In Latin America, however, this principle has recently been breached in certain instances, with the case of Chavismo perhaps best illustrating how the military interferes in politics, much to its detriment.

The militarization of Mexico is López Obrador’s most important long-term project. (Photo internet reproduction)

Although Chávez formally built a communist party, as usual, the actual command center was never connected to it but to the men on the front lines who amassed immense resources of power in Venezuela.

The real party that enabled the Venezuelan leader to remain in office for years was the Bolivarian National Armed Forces (FANB), not any other.

More recently, Mexican President Andrés Manuel López Obrador (AMLO) seems to have been seduced by the idea of involving the military in tasks it would never undertake in a normal country.

The Mexican public is currently outraged by the progressive militarization to which AMLO is subjecting the country, and who knows what his intentions are.

In any case, suspicion could be directed toward reproducing the Chavista recipe, whose central goal is to win over the military to establish a political hegemony that will last for years eventually.

Having an armed group on one’s side that can eventually deal with any manifestation of dissent is never a bad thing.

Continuity in power eventually leads to discontent among the population, and the left of the São Paulo Forum has only one way to contain it: through repression.

A country like Mexico, beset by a wave of violence caused by drug cartels, is the perfect excuse for militarization.

This week, for example, the PRI – the party that has ruled the country for 70 consecutive years – managed to join AMLO’s deputies in passing a provision that would make the National Guard responsible for citizen security duties until 2029.

A maneuver widely opposed by the opposition to the MORENA government that leaves the door open to several cases of abuse.

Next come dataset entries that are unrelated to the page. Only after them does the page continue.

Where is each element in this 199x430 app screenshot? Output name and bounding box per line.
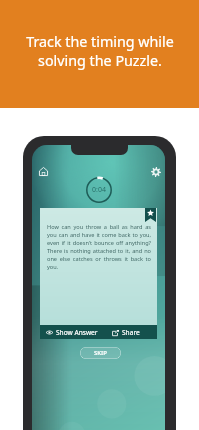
button[interactable]: SKIP xyxy=(80,347,121,359)
button[interactable]: Show Answer xyxy=(46,328,98,337)
button[interactable]: Home xyxy=(34,162,52,180)
staticText: How can you throw a ball as hard as you … xyxy=(47,223,151,271)
button[interactable]: Share xyxy=(112,328,140,337)
button[interactable]: Bookmark xyxy=(145,208,156,222)
staticText: 0:04 xyxy=(92,185,106,195)
staticText: Share xyxy=(122,328,140,337)
staticText: Show Answer xyxy=(56,328,98,337)
staticText: Track the timing while solving the Puzzl… xyxy=(26,32,174,70)
button[interactable]: Settings xyxy=(147,163,165,181)
staticText: SKIP xyxy=(94,349,107,357)
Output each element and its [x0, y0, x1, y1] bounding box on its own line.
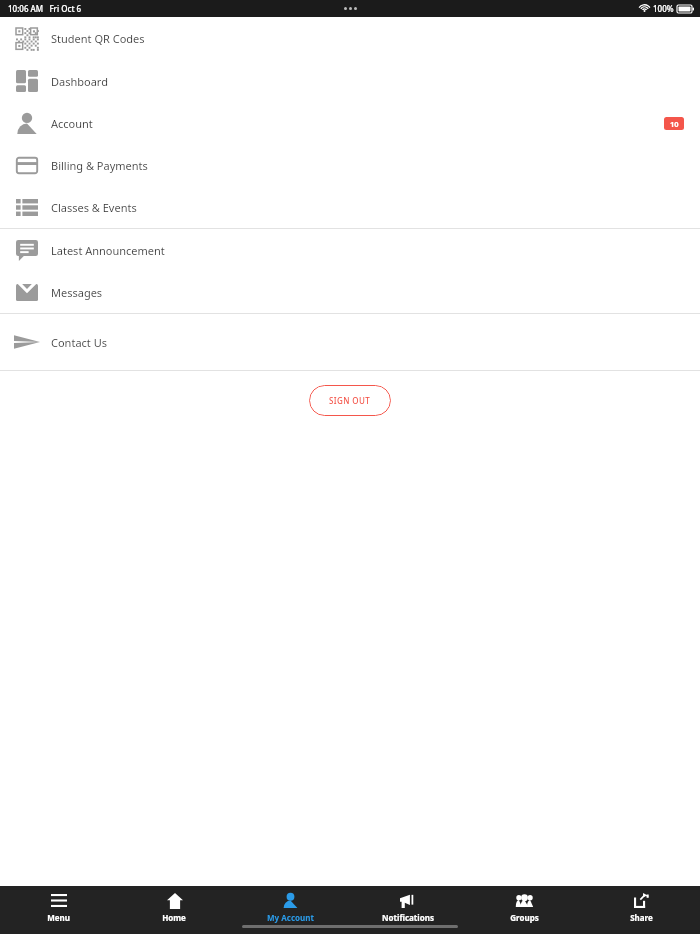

“The NG can investigate, arrest and bring before a judge any citizen accused of virtually anything with a compliant agent of the prosecutor’s office (…).”

“There is no need to prove anything to a judge. The control of the armed forces is total and seems to be above civilian power,” said scholar Enrique Cárdenas in an article in the newspaper El Financiero.

In theory, the Mexican National Guard was not previously an organ belonging to the eminently military structure of the Mexican state.

Recently, however, it was incorporated – by a vote in Congress – into the Ministry of Defense (SEDENA) and is now subordinate to the Army.

The main criticism is that a lack of transparency characterizes SEDENA, as it can disguise its actions and procedures in the name of “national security.”

But that’s not all.

Previously, AMLO had already actively involved the military in the country’s governmental structure, giving them the management of customs, ports, airports, and the National Migration Institute, to name just a few areas.

Tasks that should theoretically be performed by civilians are now in the hands of men in uniform.

The game is straightforward: they ask for unconditional support for their project in exchange for perks within the vast Mexican state apparatus.

As Mexican columnist Ricardo Pascoe notes, AMLO is nothing new and is more or less equivalent to a “civil-military regime,” something previously unknown in Mexico,

But this is – if you look at Venezuela’s recent history – Chávez’s central approach to building his project of concentrating power.

López Obrador took office essentially with the promise of “metamorphosing” the entire political system, and it must be said that so far, he has succeeded.

However, the metamorphosis has not been positive.

Apart from the unfinished works and pharaonic edifices he will leave to future governments, the fact is that he will leave them with the enormous problem of having brought the military deep into the structures of the state, a place from which it will be tough to remove it.

Everything seems to indicate that AMLO is thinking of the coming years, of a regime that will not be led by him but by MORENA, and that, in this sense, he has the military in his pocket to do what he wants.